The staff was careful around him, because they knew he was a donor and had billions and that his daughter had even designed the wandering garden; but Louis still worried about what they’d do to his wife when he wasn’t there. He would have to hire special people to stand around, like NATO observers; more men in suits. No … best not to meddle. He was horrified to find himself comforted by the fact that Bluey bruised easily — a handy indicator of skulduggeries. Maybe he would install a webcam in her room so that he could watch her from Saint-Cloud. (He thought of a friend whose wife had lost her mind. The suspicious man set up a secret camera to document the abuse — as it had turned out, the one being abused was the nurse.)

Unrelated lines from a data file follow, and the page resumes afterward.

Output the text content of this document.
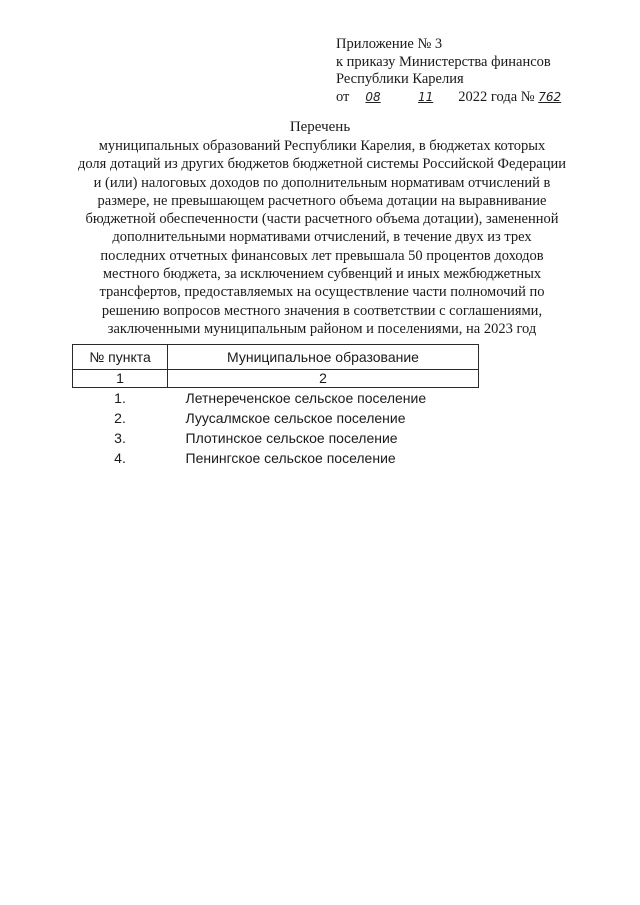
Приложение № 3
к приказу Министерства финансов
Республики Карелия
от 08	11 2022 года № 762
Перечень
муниципальных образований Республики Карелия, в бюджетах которых
доля дотаций из других бюджетов бюджетной системы Российской Федерации
и (или) налоговых доходов по дополнительным нормативам отчислений в
размере, не превышающем расчетного объема дотации на выравнивание
бюджетной обеспеченности (части расчетного объема дотации), замененной
дополнительными нормативами отчислений, в течение двух из трех
последних отчетных финансовых лет превышала 50 процентов доходов
местного бюджета, за исключением субвенций и иных межбюджетных
трансфертов, предоставляемых на осуществление части полномочий по
решению вопросов местного значения в соответствии с соглашениями,
заключенными муниципальным районом и поселениями, на 2023 год
№ пункта	Муниципальное образование
1	2
1.	Летнереченское сельское поселение
2.	Луусалмское сельское поселение
3.	Плотинское сельское поселение
4.	Пенингское сельское поселение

He rushed out, unable to bear any more. Passing through the doors, he found Winter on her way in; they could hear Bluey’s chilling chorus of “I’m afraid!”s.
“Can’t they give her something, Winter? Why don’t they give her something to knock her out?”
“I’ll go see about it, Mr. Trotter. Don’t you worry.”
He sat by himself on a bench. He had yet to share with the old nanny any details relating to the purchase of the “condominium.” He wasn’t sure how to bring it up; there was time enough for that. There would be time … But it was real. The condo was very real.
He surveyed his daughter’s handiwork. A profusion of honey locust trees with underplantings of fern and Siberian iris abounded, in the intimate style of a sixteenth-century garden; lining the Yorkstone path were bluebells, cosmos and mini-narcissus. Senescent creatures walked this eternal return of heavenly road — more surreal by far than anything made of yellow brick — waxen-skinned foragers on a looped and loopy veldt.
The boy waited impatiently in the foyer — Mr. Trotter could not help noticing him from the living room, where he entertained his fiftyish, rumpled guest. About half an hour later, he ushered the visitor to the door, where they exchanged earnest good-byes.